Senator Boxer Offers Water Conservation Tips   

Thursday, October 4, 2007  

California continues to struggle with an extended drought, leaving many communities to urge voluntary conservation measures.  Many of these conservation campaigns encourage every person to work to save just 20 gallons of water each day.  I’m pleased to provide five simple ways to reach this goal.

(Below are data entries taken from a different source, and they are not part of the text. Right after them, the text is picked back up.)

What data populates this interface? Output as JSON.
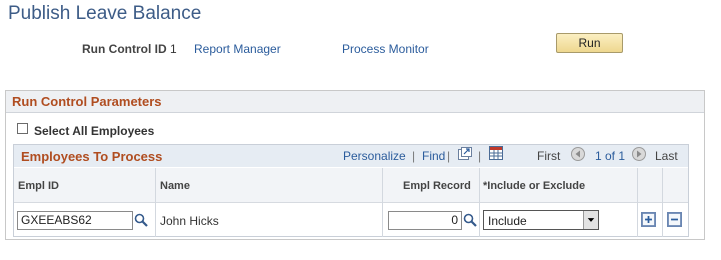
{
  "page": {
    "title": "Publish Leave Balance"
  },
  "run_control": {
    "label": "Run Control ID",
    "value": "1",
    "report_manager": "Report Manager",
    "process_monitor": "Process Monitor",
    "run_button": "Run"
  },
  "parameters": {
    "title": "Run Control Parameters",
    "select_all_label": "Select All Employees",
    "select_all_checked": false
  },
  "grid": {
    "title": "Employees To Process",
    "personalize": "Personalize",
    "separator": "|",
    "find": "Find",
    "first": "First",
    "count": "1 of 1",
    "last": "Last",
    "columns": [
      "Empl ID",
      "Name",
      "Empl Record",
      "*Include or Exclude"
    ],
    "rows": [
      {
        "emplid": "GXEEABS62",
        "name": "John Hicks",
        "empl_record": "0",
        "include_exclude": "Include"
      }
    ]
  },
  "icons": [
    "lookup-icon",
    "view-all-icon",
    "download-icon",
    "prev-icon",
    "next-icon",
    "add-row-icon",
    "delete-row-icon",
    "dropdown-arrow-icon"
  ],
  "colors": {
    "title": "#3d5c87",
    "section_title": "#b04d20",
    "link": "#2b5c9c",
    "run_button": "#eed78f"
  }
}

  • Stop leaks.  Fixing just one leaky faucet can go a long way in reaching the goal of saving 20 gallons of water a day.  Some leaks are obvious, but others are hidden.  Check with your utility company to find out how to check for leaks.
     
  • Replace an old toilet.  Toilets use more water than any other usage in most homes.  If your home was built before 1992 and the toilet has never been replaced, you should consider switching to a water efficient model.  The oldest toilets can use upward of several gallons per flush.  The newest toilets use no more than 1.6 gallons, some even less.  And when you do, install a lower flow shower head which will save even more water.
     
  • Turn off the faucet whenever you can.  Turning off the faucet when you brush your teeth can save three gallons a day.  You can save about 5 gallons by reducing your shower by one or two minutes.  If you turn off the hose while washing your car, you can save up to 150 gallons per wash.
     
  • Switch to Energy Star appliances, including your clothes washer and dish washer.  These types of appliances use 35 to 50 percent less water and 50 percent less energy per load.  You will save money on both your water and energy bills.  And many local utilities offer rebates on the purchase of these products.  And run these appliances only when they are really full.  Washing partial loads wastes water and energy.
     
  • If you are thinking about changing your landscaping, consider plants that require less water.  If you don’t want to change your landscaping, assess your irrigation needs.  Water only when your yard is dry, and then apply only as much water as needed.  Watering very early in the morning will also help conserve water because of reduced evaporation.

None of us know when this drought may come to an end, but if a significant number of Californians save 20 gallons of water each day, we may be able to avoid mandatory water conservation measures, while saving money on water and the energy needed to supply it.